I have twin stereo amplifiers, and in my testing the results were inconsistent. On my old circa-1996 Legacy Focus speakers, which were supposedly about 95db/2.83v efficient, I was convinced I could discern an advantage from passive vertical bi-amping. Not that it was of the order I could pick out by switching, it was a less fatigue sort of thing over an evening. I find I'm pretty sensitive to listening fatigue, and I'll pay to eliminate it. The Legacy's were odd ducks, ported enclosure, three 12" woofers, two 7" midranges run what seemed like without a high-pass filter, a soft dome tweeter, and a ribbon super-tweeter. The measured impedance was quite low in the bass (dipping to less than 3 ohms, if memory serves), and quite a bit higher impedance in the higher frequencies. I really enjoyed them on solo piano, and they could seriously rock. (Too bad I was never happy with the sound on strings.)
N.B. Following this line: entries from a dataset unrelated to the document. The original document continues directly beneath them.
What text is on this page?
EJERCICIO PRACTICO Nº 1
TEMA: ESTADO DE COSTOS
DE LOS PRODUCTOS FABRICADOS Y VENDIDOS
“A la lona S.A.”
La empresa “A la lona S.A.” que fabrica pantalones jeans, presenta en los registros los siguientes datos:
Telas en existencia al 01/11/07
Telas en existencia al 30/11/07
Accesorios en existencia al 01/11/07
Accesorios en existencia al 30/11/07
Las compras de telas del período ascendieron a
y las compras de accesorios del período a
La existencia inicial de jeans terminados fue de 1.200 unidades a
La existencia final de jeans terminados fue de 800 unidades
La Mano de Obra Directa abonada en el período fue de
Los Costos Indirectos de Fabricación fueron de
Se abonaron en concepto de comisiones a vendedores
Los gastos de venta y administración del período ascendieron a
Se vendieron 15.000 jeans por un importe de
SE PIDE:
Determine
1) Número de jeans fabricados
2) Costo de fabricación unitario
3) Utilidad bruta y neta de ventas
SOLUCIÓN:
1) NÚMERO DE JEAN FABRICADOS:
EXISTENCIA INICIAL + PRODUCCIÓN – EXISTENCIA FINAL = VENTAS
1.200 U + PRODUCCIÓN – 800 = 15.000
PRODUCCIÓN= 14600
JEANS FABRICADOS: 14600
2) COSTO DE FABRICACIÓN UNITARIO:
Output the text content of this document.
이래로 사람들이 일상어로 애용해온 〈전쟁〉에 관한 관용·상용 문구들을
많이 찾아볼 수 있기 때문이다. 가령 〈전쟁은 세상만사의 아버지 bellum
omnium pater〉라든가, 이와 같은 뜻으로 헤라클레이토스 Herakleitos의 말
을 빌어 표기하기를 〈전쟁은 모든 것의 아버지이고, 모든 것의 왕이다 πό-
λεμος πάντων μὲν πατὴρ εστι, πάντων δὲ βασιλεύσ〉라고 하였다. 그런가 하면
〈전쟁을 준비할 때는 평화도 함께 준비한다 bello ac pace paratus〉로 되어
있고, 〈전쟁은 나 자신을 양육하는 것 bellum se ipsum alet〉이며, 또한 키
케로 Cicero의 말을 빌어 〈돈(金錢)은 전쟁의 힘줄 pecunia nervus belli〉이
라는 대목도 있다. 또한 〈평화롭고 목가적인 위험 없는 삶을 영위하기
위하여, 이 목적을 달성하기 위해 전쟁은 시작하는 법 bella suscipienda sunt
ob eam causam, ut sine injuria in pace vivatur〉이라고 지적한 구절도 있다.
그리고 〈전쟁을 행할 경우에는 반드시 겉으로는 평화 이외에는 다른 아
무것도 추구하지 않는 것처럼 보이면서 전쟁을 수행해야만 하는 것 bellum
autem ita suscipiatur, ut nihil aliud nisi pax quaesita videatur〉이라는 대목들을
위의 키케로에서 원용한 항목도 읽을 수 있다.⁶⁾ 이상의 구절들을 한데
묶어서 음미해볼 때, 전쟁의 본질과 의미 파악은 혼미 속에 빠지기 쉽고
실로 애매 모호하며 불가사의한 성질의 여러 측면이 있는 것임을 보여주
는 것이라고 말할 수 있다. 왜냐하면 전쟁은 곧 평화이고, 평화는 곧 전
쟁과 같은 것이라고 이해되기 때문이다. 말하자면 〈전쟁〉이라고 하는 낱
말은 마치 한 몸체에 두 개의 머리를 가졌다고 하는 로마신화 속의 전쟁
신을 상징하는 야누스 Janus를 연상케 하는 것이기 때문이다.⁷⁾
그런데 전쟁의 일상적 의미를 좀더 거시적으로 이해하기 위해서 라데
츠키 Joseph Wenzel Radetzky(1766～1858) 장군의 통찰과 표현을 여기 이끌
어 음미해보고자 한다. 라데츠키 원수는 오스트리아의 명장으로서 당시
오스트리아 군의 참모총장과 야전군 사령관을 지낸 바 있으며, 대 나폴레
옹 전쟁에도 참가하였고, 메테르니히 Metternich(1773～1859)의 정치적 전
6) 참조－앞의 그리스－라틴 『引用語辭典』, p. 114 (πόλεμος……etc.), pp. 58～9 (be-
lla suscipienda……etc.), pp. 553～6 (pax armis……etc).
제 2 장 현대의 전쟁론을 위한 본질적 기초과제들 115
In my Salon 2 experiments with the same amps in vertical bi-amp mode and non-bi-amp mode I can't tell the difference. I almost sold the second amp, but now I run a low-pass filtered signal to the Salon 2 woofers from the DD18+, so two stereo amps are required. (The Salon 2s sound better if the mid-high section is run direct from the pre-amp.) The filtered configuration sounds much better in my room than running the Salon 2 woofers full range.
Mostly I think passive bi-amping is for people with more money than sense, unless you use amps that are cheap compared to your budget. Or you can really convince yourself you're getting a benefit, and even then there's a good chance you're imagining the benefit.